Researchers have discovered that a protein called Nrf2 is capable of maintaining healthy levels of certain proteins linked to Parkinson’s disease, so as to protect neurons from cell death. The research could lead to new therapeutic targets for Parkinson’s and other neurodegenerative diseases.

The study, “Nrf2 mitigates LRRK2- and α-synuclein–induced neurodegeneration by modulating proteostasis,” was published in Proceedings of the National Academy of Sciences (PNAS).

Several neurodegenerative diseases, including Parkinson’s, Huntington’s disease, Alzheimer’s, and amyotrophic lateral sclerosis (ALS) share a common mechanism: the accumulation of incorrectly folded proteins (misfolded) in neurons, which eventually kill the nerve cells.
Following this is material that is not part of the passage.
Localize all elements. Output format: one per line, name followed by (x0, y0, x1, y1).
Researchers led by Dr. Steven Finkbeiner at the Gladstone Institutes investigated whether a protein called nuclear factor erythroid 2-related factor (Nrf2) could mitigate the deleterious effects induced by misfolded protein accumulation.

They tested Nrf2’s ability to prevent the damage associated with two proteins commonly affected by Parkinson’s disease — LRRK2 and alpha-synuclein. They found that activating Nrf2 induced cells-intrinsic “cleaning” mechanisms capable of removing the excessive proteins.

“Nrf2 coordinates a whole program of gene expression, but we didn’t know how important it was for regulating protein levels until now,” Dr. Gaia Skibinski, the study’s first author and a staff research scientist at Gladstone, said in a press release. “Overexpressing Nrf2 in cellular models of Parkinson’s disease resulted in a huge effect. In fact, it protects cells against the disease better than anything else we’ve found.”

Researchers used induced pluripotent stem cells to create neurons from rats or humans. They then manipulated those neurons to express Nrf2 and one of the proteins, either mutant LRRK2 or alpha-synuclein. Using a microscope, they tracked each neuron and measured over time the neuron’s protein levels and health.

Nrf2 exerts its “cleaning” by different processes, the researchers found: It promotes the formation of harmless mutant LRRK2 clumps inside cells or, quite the opposite, it induces alpha-synuclein degradation and clearance, decreasing the levels of the protein inside cells.

“I am very enthusiastic about this strategy for treating neurodegenerative diseases,” said Finkbeiner, the lead author. “We’ve tested Nrf2 in models of Huntington’s disease, Parkinson’s disease, and ALS, and it is the most protective thing we’ve ever found. Based on the magnitude and the breadth of the effect, we really want to understand Nrf2 and its role in protein regulation better.”

Researchers are trying to devise a strategy that could allow for therapeutic targeting of Nrf2 or its downstream effectors.